年間輸送人員は1億5,291万人に到達 営業利益10.2%増、純利益は36.5%増の大幅伸長

つくばエクスプレス「開業20周年記念トレイン」
つくばエクスプレス(TX)を運営する首都圏新都市鉄道株式会社が発表した2025年度決算によると、年間輸送人員は前年比693万人増(4.7%増)の1億5,291万人となり、過去最多を更新しました。
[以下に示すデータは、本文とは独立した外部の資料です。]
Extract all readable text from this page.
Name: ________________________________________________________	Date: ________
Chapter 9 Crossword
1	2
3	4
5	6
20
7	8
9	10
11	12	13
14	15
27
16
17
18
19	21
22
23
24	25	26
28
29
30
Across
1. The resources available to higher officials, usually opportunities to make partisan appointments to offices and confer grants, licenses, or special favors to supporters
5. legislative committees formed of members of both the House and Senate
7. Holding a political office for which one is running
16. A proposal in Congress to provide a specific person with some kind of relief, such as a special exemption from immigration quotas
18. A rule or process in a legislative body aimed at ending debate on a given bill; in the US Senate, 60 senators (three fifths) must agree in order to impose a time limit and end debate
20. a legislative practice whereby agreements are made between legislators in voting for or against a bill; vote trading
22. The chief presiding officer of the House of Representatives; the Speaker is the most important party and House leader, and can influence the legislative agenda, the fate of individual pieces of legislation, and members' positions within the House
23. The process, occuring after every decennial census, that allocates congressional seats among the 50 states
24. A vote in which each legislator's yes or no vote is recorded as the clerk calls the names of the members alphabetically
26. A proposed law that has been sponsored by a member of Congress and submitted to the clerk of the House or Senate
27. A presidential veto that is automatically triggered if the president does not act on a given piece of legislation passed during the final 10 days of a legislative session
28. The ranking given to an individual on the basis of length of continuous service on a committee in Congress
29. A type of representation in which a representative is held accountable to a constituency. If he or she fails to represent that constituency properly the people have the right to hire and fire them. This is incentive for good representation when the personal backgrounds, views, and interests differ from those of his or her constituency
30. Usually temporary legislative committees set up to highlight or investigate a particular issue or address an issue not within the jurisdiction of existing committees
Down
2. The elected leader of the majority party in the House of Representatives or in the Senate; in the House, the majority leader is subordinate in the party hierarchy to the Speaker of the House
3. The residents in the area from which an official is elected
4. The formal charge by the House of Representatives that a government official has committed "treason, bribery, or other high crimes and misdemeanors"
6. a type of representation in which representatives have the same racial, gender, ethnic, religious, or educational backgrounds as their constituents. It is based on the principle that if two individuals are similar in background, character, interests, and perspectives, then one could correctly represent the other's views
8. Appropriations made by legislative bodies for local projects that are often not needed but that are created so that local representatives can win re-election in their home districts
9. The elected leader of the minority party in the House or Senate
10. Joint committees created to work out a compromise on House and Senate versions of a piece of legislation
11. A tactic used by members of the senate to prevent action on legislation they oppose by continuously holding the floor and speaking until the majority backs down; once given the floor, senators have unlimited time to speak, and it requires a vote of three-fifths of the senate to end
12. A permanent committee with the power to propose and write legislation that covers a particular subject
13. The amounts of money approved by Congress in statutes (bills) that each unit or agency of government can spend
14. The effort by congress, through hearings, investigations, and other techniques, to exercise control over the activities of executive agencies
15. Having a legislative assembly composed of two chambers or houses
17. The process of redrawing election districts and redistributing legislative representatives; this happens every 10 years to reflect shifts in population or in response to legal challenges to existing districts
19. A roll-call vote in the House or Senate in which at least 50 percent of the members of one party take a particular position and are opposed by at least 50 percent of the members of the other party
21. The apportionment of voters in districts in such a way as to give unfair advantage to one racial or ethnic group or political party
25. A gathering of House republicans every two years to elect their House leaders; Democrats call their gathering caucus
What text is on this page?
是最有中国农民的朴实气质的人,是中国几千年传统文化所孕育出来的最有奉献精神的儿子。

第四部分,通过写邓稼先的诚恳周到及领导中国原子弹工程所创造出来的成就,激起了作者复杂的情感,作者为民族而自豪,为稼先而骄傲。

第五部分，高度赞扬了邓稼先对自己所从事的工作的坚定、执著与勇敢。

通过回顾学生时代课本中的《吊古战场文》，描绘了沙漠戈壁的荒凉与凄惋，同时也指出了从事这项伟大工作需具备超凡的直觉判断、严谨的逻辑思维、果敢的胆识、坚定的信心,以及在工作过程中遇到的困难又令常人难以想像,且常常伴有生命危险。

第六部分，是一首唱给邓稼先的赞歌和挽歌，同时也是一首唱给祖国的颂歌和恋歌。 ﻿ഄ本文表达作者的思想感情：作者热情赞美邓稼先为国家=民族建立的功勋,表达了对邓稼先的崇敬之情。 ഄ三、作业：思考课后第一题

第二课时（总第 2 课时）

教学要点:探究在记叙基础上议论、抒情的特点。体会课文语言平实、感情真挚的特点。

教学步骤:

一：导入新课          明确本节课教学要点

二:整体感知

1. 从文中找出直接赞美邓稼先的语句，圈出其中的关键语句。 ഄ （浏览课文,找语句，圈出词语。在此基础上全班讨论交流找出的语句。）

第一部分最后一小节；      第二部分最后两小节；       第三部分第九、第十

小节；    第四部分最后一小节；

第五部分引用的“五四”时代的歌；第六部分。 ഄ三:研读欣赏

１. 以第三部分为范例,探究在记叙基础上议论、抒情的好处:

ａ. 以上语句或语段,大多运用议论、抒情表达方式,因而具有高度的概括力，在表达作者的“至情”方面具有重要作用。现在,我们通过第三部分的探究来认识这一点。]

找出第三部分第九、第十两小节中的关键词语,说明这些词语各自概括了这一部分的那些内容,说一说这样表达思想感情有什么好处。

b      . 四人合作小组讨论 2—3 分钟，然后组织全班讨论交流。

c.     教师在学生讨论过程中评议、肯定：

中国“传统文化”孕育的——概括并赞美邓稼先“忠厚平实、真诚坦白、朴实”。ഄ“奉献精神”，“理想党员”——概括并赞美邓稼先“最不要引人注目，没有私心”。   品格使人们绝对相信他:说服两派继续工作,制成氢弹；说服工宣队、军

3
営業収益は前年比5.0%増、営業利益は10.2%増、当期純利益は36.5%増と大きく伸び、いずれも好調な結果となっています。特に純利益は前年度から約22億円増加し、開業以来の最高益を記録しました。
TXは2005年の開業から今年で20年。東京都心とつくば市を最短45分で結ぶ鉄道路線として発展を続け、八潮市をはじめ三郷市、流山市、柏市、守谷市など沿線エリアの人口増加や街づくりを支えてきました。
■ 年間輸送人員は前年度比約693万人増
2025年度の年間輸送人員は1億5,291万人となり、前年度の1億4,598万人から約693万人増加しました。一日あたりの平均輸送人員も42万3千人となり、前年度より約1万9千人増えています。
内訳を見ると、通勤・通学などで利用する定期利用者は9,453万人、買い物やレジャーなどで利用する定期外利用者は5,837万人となり、いずれも前年度を上回りました。特に定期外利用者は前年比5.2%増と高い伸びを示しています。
コロナ禍以降、リモートワークが一定程度定着した一方で、沿線地域ではマンション開発や住宅建設が続いており、居住人口の増加が利用者数の拡大につながっているようです。
■ 営業収益は500億円超 利益は過去最高を記録
業績面では、営業収益が503億7,600万円となり、前年度から約24億円増加しました。主力となる旅客運輸収入も481億8,600万円と順調に伸びています。
一方で、開業から20年が経過したことで設備の老朽化対策や予防保全のための修繕費が増加し、営業費は396億7,900万円となりました。修繕費だけでも前年度より約9億円増加しています。
それでも利用者数の増加がコスト上昇を上回り、営業利益は106億9,700万円、経常利益は83億5,800万円を記録。当期純利益は81億8,200万円となり、前年度比36.5%増という大幅な伸びとなりました。
■ 八潮駅を利用する市民にとっても関心の高いニュース

つくばエクスプレス 八潮駅
八潮市民にとってTXは、通勤・通学だけでなく買い物やレジャー、観光など日常生活に欠かせない交通手段となっています。
近年は八潮駅周辺でもマンション建設や商業施設の整備が進み、駅利用者数は着実に増加しています。また、2025年3月のダイヤ改正では平日朝の八潮始発列車が増発されるなど、利便性向上も続いています。
今回の決算結果は、TXそのものの成長だけでなく、沿線地域の発展を映し出す数字とも言えそうです。
■ 今後は安全対策とサービス向上が課題に
首都圏新都市鉄道では今後について、安全輸送の徹底とサービス向上、経営基盤の強化に取り組むとしています。
利用者数が過去最高を更新する一方で、鉄道設備の老朽化対策や将来を見据えた設備更新も重要な課題となっています。修繕費や保守費用が増加する中で、安全性と快適性をどう維持していくかにも注目が集まりそうです。
八潮や三郷からは少し距離がありますが、終点のつくば駅直結商業施設「TXアベニューつくば」のリニューアルも進められており、沿線全体ではさらなる魅力向上の取り組みが続いています。
開業20周年という節目を迎えたTX。沿線人口の増加とともに成長を続けるこの路線が、今後どのような発展を見せるのか注目です。